How long does Iraq’s Al-Maliki Government have before collapse? According to the tenor of recent reports it is heading towards crisis, its life — like that of many Baghdad residents — measured in weeks. Three weeks ago, Shi’ite leader Al-Sadr’s six ministers quit the Government, former Kurdish supporters call him a “weak leader”, and Sunnis point out that he lacks support to get legislation through parliament.

For a moment, he gained both Sunni and Shi’ite support with his opposition to the ghetto wall being built around the Sunni Adaimyah area. More recently, according to Al-Jazeera, he’s countermanded that order — although the source is an American colonel charged with building the ghetto, so who knows where the truth lies.

If Al-Maliki has authorised the completion of the ghetto, he’s been blindsided by both President Talibani, who condemned the wall, as did thousands of residents of the Shi’ite area of Sadr city who demonstrated against it yesterday.

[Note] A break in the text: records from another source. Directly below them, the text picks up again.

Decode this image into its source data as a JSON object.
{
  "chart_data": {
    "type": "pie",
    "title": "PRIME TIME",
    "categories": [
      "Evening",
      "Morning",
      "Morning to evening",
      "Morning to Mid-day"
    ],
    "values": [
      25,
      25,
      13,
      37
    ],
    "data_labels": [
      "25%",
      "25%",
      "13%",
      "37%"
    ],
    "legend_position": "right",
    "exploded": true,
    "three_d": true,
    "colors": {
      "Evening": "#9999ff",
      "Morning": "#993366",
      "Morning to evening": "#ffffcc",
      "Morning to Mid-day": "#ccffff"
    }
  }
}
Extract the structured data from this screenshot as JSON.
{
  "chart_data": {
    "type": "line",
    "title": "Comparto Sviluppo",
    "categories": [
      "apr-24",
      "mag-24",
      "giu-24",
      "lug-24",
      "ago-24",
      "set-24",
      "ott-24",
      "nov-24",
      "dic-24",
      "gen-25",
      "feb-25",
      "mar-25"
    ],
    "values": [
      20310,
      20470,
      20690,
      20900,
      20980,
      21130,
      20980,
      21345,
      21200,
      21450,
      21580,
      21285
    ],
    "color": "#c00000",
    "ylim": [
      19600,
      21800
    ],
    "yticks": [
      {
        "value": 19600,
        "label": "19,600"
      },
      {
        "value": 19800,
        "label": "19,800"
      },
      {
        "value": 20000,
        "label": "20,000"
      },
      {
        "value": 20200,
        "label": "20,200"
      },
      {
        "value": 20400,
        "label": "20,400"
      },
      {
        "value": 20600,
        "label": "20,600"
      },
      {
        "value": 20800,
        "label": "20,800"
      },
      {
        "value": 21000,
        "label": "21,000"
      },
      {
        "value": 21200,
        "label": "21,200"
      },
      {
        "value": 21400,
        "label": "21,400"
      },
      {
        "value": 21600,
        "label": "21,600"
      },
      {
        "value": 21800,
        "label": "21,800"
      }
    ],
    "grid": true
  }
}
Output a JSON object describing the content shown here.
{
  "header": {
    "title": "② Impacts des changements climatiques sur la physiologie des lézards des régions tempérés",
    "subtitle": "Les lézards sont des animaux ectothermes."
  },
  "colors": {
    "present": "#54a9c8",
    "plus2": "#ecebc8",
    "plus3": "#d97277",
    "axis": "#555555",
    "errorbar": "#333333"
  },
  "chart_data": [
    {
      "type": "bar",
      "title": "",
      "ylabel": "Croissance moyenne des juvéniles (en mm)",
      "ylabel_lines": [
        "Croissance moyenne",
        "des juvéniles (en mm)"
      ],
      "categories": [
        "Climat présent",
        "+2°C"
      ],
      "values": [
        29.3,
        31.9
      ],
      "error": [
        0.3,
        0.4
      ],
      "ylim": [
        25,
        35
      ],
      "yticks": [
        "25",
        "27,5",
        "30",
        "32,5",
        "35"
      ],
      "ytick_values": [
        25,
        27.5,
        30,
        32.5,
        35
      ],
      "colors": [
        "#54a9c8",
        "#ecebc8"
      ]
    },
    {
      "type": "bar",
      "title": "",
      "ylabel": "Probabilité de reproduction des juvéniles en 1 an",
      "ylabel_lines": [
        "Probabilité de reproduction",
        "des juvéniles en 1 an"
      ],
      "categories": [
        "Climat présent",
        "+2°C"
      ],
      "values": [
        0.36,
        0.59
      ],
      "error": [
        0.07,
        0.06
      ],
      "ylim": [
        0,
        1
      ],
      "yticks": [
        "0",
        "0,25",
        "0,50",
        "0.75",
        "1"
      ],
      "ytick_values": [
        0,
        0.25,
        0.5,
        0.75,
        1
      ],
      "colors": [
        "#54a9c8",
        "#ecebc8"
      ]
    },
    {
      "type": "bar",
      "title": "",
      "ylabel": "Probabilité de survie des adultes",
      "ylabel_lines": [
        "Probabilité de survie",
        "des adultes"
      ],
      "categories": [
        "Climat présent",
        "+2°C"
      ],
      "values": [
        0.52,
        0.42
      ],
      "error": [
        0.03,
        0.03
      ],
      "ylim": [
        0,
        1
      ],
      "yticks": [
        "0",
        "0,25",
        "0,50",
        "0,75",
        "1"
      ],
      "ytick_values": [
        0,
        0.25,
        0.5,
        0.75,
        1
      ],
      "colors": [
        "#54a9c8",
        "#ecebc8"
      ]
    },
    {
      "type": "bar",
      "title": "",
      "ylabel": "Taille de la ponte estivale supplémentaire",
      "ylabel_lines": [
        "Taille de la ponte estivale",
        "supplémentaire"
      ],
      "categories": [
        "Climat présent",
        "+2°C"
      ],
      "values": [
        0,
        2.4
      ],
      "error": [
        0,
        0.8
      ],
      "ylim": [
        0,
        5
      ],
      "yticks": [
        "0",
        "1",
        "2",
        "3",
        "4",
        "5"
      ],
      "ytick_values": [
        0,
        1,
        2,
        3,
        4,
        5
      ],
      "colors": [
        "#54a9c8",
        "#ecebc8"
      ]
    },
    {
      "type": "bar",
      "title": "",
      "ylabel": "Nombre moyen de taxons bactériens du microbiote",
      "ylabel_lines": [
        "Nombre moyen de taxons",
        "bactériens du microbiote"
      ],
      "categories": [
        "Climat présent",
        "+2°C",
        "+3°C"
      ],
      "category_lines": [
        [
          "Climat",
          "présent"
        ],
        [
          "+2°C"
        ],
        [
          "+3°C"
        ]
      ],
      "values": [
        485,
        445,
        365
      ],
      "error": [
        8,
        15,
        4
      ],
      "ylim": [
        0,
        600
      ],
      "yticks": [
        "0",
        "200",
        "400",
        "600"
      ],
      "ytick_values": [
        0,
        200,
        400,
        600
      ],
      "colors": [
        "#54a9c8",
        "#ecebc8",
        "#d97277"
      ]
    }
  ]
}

Now, US Defence Secretary Robert Gates has damned Al-Maliki with faint praise, saying that the current Iraqi Government was “the one we had to work with”. Al-Maliki has been on a tour of neighbouring countries trying to drum up support but his blatant favouritism of Shi’ites has led to the cold shoulder, with King Abdullah of Saudi Arabia refusing to meet him, while Egyptian President Hosni Mubarak was distinctly unenthusiastic, confining himself to one perfunctory meeting.

The wall, which mimics similar ad hoc seperation-and-control measures in other cities such as the largely wrecked Fallujah is shaping up to be one of the key issues in the occupation, taking things in directions unknown. The influence of the Israeli ‘ghettoisation’ of the West Bank on the Iraqi process has been made explicit by Nibras Kazimi, one of US client Chalabai’s former aides and a now a visiting scholar at the Hudson Institute. He suggested in 2006:

… a “closed canton” method for Baghdad’s Sunni-heavy suburbs… This should be done using the Israeli method: fence them with concrete and technology. The Israelis have been building a separating wall between them and the Palestinians over the past two years.

Of course, he never thought that Shi’ites and Sunnis would unite against the proposal. Why? Because men like Kazimi can’t imagine any relationship to power other than sycophancy — resistance and resilience are unknown to them.

What will happen if Al-Maliki is unseated by a no confidence motion? If the Iraqi Parliament chooses a PM uncongenial to the US, it is possible they will simply deal directly with the Iraqi military (who simply ignored Al-Mailiki’s earlier instructions on the wall) and impose a de facto military dictatorship, though the parliament may continue as a talking shop.